Enhanced DouDiZhu Card Game Strategy Using Oracle Guiding and Adaptive Deep Monte Carlo Method

Enhanced DouDiZhu Card Game Strategy Using Oracle Guiding and Adaptive Deep Monte Carlo Method

Qian Luo, Tien Ping Tan, Daochen Zha, Tianqiao Zhang

Proceedings of the Thirty-Third International Joint Conference on Artificial Intelligence
Main Track. Pages 5972-5980. https://doi.org/10.24963/ijcai.2024/660

Deep Reinforcement Learning (DRL) exhibits significant advancements in games with both perfect and imperfect information, such as Go, Chess, Texas Hold'em, and Dota2. However, DRL encounters considerable challenges when tackling card game DouDiZhu because of the imperfect information, large state-action space, and the sparse reward issue.
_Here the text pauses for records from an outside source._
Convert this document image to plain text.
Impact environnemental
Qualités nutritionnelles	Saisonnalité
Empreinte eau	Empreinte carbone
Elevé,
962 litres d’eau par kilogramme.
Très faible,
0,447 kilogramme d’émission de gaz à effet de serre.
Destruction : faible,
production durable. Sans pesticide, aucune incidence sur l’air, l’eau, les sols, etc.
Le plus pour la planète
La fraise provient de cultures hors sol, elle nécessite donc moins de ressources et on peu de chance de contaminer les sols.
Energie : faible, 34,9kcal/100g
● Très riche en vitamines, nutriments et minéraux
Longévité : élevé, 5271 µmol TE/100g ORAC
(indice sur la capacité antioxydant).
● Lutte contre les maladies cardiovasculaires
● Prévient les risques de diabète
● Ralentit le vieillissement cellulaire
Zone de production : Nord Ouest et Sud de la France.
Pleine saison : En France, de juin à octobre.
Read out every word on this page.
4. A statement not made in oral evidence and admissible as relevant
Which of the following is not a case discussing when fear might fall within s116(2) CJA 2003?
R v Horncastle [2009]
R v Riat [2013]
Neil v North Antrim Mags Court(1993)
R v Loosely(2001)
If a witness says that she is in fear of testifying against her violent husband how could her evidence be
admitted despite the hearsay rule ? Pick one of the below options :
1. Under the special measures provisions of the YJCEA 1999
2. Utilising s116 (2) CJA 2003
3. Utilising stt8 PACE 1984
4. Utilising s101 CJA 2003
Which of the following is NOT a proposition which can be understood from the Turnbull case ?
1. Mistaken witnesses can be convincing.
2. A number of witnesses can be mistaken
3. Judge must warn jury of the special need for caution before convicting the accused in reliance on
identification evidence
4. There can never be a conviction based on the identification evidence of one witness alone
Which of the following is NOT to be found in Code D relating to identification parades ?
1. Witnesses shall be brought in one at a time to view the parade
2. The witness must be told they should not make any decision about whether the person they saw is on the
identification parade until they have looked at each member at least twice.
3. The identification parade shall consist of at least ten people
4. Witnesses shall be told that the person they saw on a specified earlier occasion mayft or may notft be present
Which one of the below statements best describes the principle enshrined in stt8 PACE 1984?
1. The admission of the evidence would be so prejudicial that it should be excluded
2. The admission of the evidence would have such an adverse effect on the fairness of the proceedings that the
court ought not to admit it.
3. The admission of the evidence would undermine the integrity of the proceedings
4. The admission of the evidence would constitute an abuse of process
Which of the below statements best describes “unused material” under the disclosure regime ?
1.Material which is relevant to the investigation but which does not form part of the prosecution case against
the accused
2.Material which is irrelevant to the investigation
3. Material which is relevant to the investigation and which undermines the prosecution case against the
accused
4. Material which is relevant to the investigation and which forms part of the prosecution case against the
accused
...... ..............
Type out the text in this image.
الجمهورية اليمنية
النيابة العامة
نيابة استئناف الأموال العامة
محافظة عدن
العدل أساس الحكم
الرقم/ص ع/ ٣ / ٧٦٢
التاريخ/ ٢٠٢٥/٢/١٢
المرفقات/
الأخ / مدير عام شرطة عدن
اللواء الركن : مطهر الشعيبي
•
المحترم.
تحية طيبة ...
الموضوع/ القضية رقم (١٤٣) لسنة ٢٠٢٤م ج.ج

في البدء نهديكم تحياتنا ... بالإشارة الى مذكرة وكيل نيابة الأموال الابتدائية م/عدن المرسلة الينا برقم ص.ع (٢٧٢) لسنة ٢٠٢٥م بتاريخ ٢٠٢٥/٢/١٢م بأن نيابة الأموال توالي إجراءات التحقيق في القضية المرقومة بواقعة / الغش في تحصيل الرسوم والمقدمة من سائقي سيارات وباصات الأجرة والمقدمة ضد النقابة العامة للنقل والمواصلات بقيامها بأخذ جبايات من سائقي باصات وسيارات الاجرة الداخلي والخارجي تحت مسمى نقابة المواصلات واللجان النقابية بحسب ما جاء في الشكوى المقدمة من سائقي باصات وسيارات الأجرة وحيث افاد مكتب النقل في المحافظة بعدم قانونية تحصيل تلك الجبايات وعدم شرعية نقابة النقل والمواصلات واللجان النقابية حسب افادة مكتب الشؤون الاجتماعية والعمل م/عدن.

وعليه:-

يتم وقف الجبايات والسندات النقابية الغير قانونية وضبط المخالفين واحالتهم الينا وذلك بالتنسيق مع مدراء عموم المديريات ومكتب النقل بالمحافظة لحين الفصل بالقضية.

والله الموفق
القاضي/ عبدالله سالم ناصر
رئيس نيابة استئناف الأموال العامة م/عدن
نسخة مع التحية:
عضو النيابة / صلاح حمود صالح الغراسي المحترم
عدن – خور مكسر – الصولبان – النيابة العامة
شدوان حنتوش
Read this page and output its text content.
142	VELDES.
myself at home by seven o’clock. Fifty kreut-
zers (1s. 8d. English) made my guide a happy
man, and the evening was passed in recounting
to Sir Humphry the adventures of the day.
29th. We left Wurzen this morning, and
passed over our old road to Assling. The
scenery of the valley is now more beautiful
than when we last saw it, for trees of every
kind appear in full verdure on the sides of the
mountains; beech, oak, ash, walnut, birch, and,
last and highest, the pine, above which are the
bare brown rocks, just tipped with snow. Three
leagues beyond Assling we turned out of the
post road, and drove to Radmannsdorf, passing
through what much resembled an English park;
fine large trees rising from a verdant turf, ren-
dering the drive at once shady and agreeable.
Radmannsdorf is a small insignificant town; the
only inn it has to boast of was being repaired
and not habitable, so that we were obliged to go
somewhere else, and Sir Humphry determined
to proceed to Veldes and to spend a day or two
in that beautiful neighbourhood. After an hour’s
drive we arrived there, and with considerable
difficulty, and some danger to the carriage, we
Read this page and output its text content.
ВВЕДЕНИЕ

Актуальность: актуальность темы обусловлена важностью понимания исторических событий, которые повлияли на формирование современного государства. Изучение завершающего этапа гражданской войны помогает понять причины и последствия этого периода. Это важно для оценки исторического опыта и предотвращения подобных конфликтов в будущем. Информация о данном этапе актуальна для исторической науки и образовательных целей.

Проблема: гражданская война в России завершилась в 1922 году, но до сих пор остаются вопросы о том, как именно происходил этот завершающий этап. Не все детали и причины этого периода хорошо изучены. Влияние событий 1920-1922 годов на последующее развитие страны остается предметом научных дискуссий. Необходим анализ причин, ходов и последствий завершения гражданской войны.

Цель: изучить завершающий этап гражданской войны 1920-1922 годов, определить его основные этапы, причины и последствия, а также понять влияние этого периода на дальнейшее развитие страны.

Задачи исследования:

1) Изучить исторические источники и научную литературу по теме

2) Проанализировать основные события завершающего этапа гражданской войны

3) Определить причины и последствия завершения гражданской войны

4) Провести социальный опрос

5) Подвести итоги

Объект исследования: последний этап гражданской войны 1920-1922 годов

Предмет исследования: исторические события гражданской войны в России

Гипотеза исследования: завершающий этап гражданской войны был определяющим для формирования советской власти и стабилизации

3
This paper presents OADMCDou, which combines Oracle Guiding and Adaptive Deep Monte Carlo Method to address the challenges in DouDiZhu. Oracle Guiding trains an Oracle agent with both imperfect and perfect information, gradually reducing reliance on imperfect information to transition to a standard agent. Adaptive Deep Monte Carlo uses gradient weight clipping and constrains the magnitude of updates to prevent extreme policy updates. We conduct extensive experiments to evaluate the effectiveness of the proposed methods, demonstrating OADMCDou's superior performance over the state-of-the-art DouDiZhu AI, DouZero. This superiority over DouZero is reflected in two metrics: a 95% confidence interval of 0.104 ± 0.041 for performance, and a 28.6% reduction in loss.
Keywords:
Multidisciplinary Topics and Applications: MTA: Entertainment
Multidisciplinary Topics and Applications: MTA: Computer games
Multidisciplinary Topics and Applications: MTA: Game playing
Agent-based and Multi-agent Systems: MAS: Other